A1,
A2,
B,
C1,
C2,
D,
E,
F,
G-H,
I-K,
L,
M,
N,
O,
P1,
P2,
Q-R,
S,
T,
U-V,
W-Z
Meclofenamate Side Effects, and Drug Interactions - Meclofenamate
Meclofenamate Side Effects, and Drug Interactions - Meclofenamate
SIDE EFFECTS
Incidence Greater Than 1%
The following adverse reactions were observed in clinical
trials and included observations from more than 2,700 patients,
594 of whom were treated for one year and 248 for at least two years.
Gastrointestinal: The most frequently reported adverse
reactions associated with meclofenamate sodium
involve the gastrointestinal system. In
controlled studies of up to six months duration, these disturbances
occurred in the following decreasing order
of frequency with
the approximate incidences in parentheses: diarrhea
(10% to 33%), nausea
with or without vomiting (11%), other gastrointestinal
disorders (10%), and abdominal
pain.* In long-term uncontrolled studies of up to four years duration,
one third of the patients had at least one episode
of diarrhea some time
during meclofenamate sodium therapy. In
approximately 4% of the patients in controlled studies, diarrhea
was severe enough to require discontinuation of meclofenamate sodium.
The occurrence of diarrhea
is dose related, generally
subsides with dose reduction,
and clears with termination
of therapy. The incidence of diarrhea
in patients with osteoarthritis
is generally lower than that reported in patients with rheumatoid
arthritis.
Other reactions less frequently reported were pyrosis, flatulence,*
anorexia, constipation,
stomatitis, and peptic
ulcer. The majority of the patients with peptic
ulcer had either a history
of ulcer disease
or were receiving concomitant
anti-inflammatory
drugs, including corticosteroids which are known to produce peptic
ulceration.
Cardiovascular: edema
Dermatologic: rash,* urticaria,
pruritus
Central Nervous System: headache,
dizziness*
Special Senses: tinnitus
*Incidence between 3% and 9%.
Those reactions occurring in 1% to 3% of patients
are not marked with an asterisk.
Incidence Less Than 1% - Probably Causally Related
The following adverse reactions were reported less frequently than
1% during controlled clinical
trials and through voluntary
reports since marketing. The probability
of a causal relationship exists between the drug
and these adverse reactions.
Gastrointestinal: bleeding
and/or perforation
with or without obvious ulcer
formation, colitis,
cholestatic jaundice
Renal: renal
failure
Hematologic: neutropenia,
thrombocytopenic purpura,
leukopenia, agranulocytosis, hemolytic
anemia, eosinophilia,
decrease in hemoglobin and/or hematocrit
Dermatologic: erythema
multiforme, Stevens-Johnson syndrome, exfoliative dermatitis
Hepatic: alteration of liver
function tests
Allergic: lupus
and serum sickness-like
symptoms
Incidence Less Than 1% - Causal Relationship Unknown
Other reactions have been reported but under conditions where a
causal relationship could not be established. However, in these
rarely reported events, that possibility cannot be excluded. Therefore,
these observations are listed to alert physicians.
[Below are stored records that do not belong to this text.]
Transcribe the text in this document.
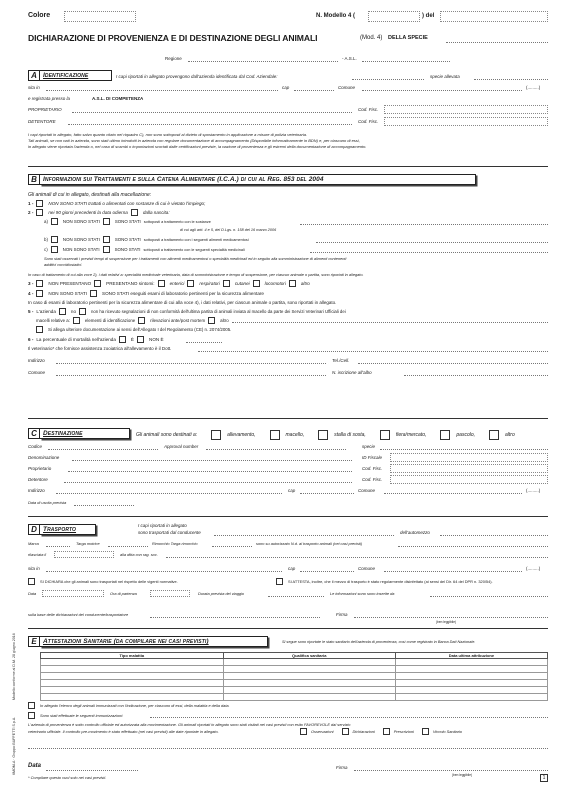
Colore	N. Modello 4 (	) del
DICHIARAZIONE DI PROVENIENZA E DI DESTINAZIONE DEGLI ANIMALI	(Mod. 4) DELLA SPECIE
Regione	- A.S.L.
A Identificazione	I capi riportati in allegato provengono dall'azienda identificata dal Cod. Aziendale:	specie allevata
sita in	cap	Comune	(.........)
e registrata presso la	A.S.L. DI COMPETENZA
PROPRIETARIO	Cod. Fisc.
DETENTORE	Cod. Fisc.
I capi riportati in allegato, fatto salvo quanto citato nel riquadro C), non sono sottoposti al divieto di spostamento in applicazione a misure di polizia veterinaria.
Tali animali, se non nati in azienda, sono stati ultimo introdotti in azienda con regolare documentazione di accompagnamento (Disponibile informaticamente in BDN) e, per ciascuno di essi,
in allegato viene riportata l'azienda o, nel caso di scambi o importazioni scortati dalle certificazioni previste, la nazione di provenienza e gli estremi della documentazione di accompagnamento.
B Informazioni sui Trattamenti e sulla Catena Alimentare (I.C.A.) di cui al Reg. 853 del 2004
Gli animali di cui in allegato, destinati alla macellazione:
1 -	NON SONO STATI trattati o alimentati con sostanze di cui è vietato l'impiego;
2 -	nei 90 giorni precedenti la data odierna	dalla nascita:
a)	NON SONO STATI	SONO STATI sottoposti a trattamento con le sostanze
di cui agli artt. 4 e 5, del D.Lgs. n. 158 del 16 marzo 2006
b)	NON SONO STATI	SONO STATI sottoposti a trattamento con i seguenti alimenti medicamentosi
c)	NON SONO STATI	SONO STATI sottoposti a trattamento con le seguenti specialità medicinali
Sono stati osservati i previsti tempi di sospensione per i trattamenti con alimenti medicamentosi o specialità medicinali ed in seguito alla somministrazione di alimenti contenenti
additivi coccidiostatici.
In caso di trattamento di cui alla voce 2), i dati relativi a: specialità medicinale veterinaria, data di somministrazione e tempo di sospensione, per ciascun animale o partita, sono riportati in allegato.
3 -	NON PRESENTANO	PRESENTANO sintomi:	enterici	respiratori	cutanei	locomotori	altro
4 -	NON SONO STATI	SONO STATI eseguiti esami di laboratorio pertinenti per la sicurezza alimentare
In caso di esami di laboratorio pertinenti per la sicurezza alimentare di cui alla voce 4), i dati relativi, per ciascun animale o partita, sono riportati in allegato.
5 - L'azienda	no	non ha ricevuto segnalazioni di non conformità dell'ultima partita di animali inviata al macello da parte dei Servizi Veterinari Ufficiali dei
macelli relative a:	elementi di identificazione	rilevazioni ante/post mortem	altro
Si allega ulteriore documentazione ai sensi dell'Allegato I del Regolamento (CE) n. 2074/2005.
6 - La percentuale di mortalità nell'azienda	È	NON È
Il veterinario* che fornisce assistenza zooiatrica all'allevamento è il Dott.
Indirizzo	Tel./Cell.
Comune	N. iscrizione all'albo
C Destinazione	Gli animali sono destinati a:	allevamento,	macello,	stalla di sosta,	fiera/mercato,	pascolo,	altro
Codice	Approval number	specie
Denominazione	ID Fiscale
Proprietario	Cod. Fisc.
Detentore	Cod. Fisc.
Indirizzo	cap	Comune	(.........)
Data di uscita prevista
D Trasporto
I capi riportati in allegato
sono trasportati dal conducente	dell'automezzo
Marca	Targa motrice	Rimorchio Targa rimorchio	sono su autorizzato N.d. al trasporto animali (nei casi previsti)
rilasciata il	alla ditta con rag. soc.
sita in	cap	Comune	(.........)
SI DICHIARA che gli animali sono trasportati nel rispetto delle vigenti normative.	SI ATTESTA, inoltre, che il mezzo di trasporto è stato regolarmente disinfettato (ai sensi del Dir. 64 del DPR n. 320/54).
Data	Ora di partenza	Durata prevista del viaggio	Le informazioni sono sono inserite da
sulla base delle dichiarazioni del conducente/trasportatore	Firma
(ben leggibile)
E Attestazioni Sanitarie (da compilare nei casi previsti)	Si segue sono riportate le stato sanitario dell'azienda di provenienza, così come registrato in Banca Dati Nazionale.
Tipo malattia	Qualifica sanitaria	Data ultima attribuzione

In allegato l'elenco degli animali immunizzati con l'indicazione, per ciascuno di essi, della malattia e della data.
Sono stati effettuate le seguenti immunizzazioni:
L'azienda di provenienza è sotto controllo ufficiale ed autorizzata alla movimentazione. Gli animali riportati in allegato sono stati visitati nei casi previsti con esito FAVOREVOLE dal servizio
veterinario ufficiale. Il controllo pre-movimento è stato effettuato (nei casi previsti) alle date riportate in allegato.	Osservazioni	Dichiarazioni	Prescrizioni	Vincolo Sanitario
Data	Firma
(ben leggibile)
* Compilare questo vuol solo nei casi previsti.	1
Modello conforme al D.M. 28 giugno 2016
6MOM-A · Gruppo BUFFETTI S.p.A.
Cardiovascular: palpitations
Central Nervous System: malaise,
fatigue, paresthesia,
insomnia, depression
Special Senses: blurred vision, taste
disturbances, decreased visual acuity,
temporary loss of vision,
reversible loss
of color vision, retinal
changes including macular fibrosis,
macular and perimacular edema, conjunctivitis, iritis
Renal: nocturia
Gastrointestinal: paralytic
ileus
Dermatologic: erythema
nodosum, hair loss
DRUG INTERACTIONS
Warfarin
Meclofenamate sodium
enhances the effect of
warfarin. Therefore, when meclofenamate sodium
is given to a patient
receiving warfarin, the dosage of warfarin should be reduced to
prevent excessive prolongation of the prothrombin time.
Aspirin
Concurrent administration
of aspirin may lower
meclofenamate sodium plasma levels, possibly by competing for protein-binding
sites. The urinary excretion of meclofenamate sodium
is unaffected by aspirin, indicating no change in meclofenamate
sodium absorption. Meclofenamate
sodium does not affect
serum salicylate
levels. Greater fecal blood
loss results from concomitant
administration
of both drugs than from either drug
alone.
Propoxyphene
The concurrent administration
of propoxyphene hydrochloride
does not affect the bioavailability
of meclofenamate sodium.
Antacids
Concomitant administration
of aluminum and magnesium
hydroxides does not interfere with absorption
of meclofenamate sodium.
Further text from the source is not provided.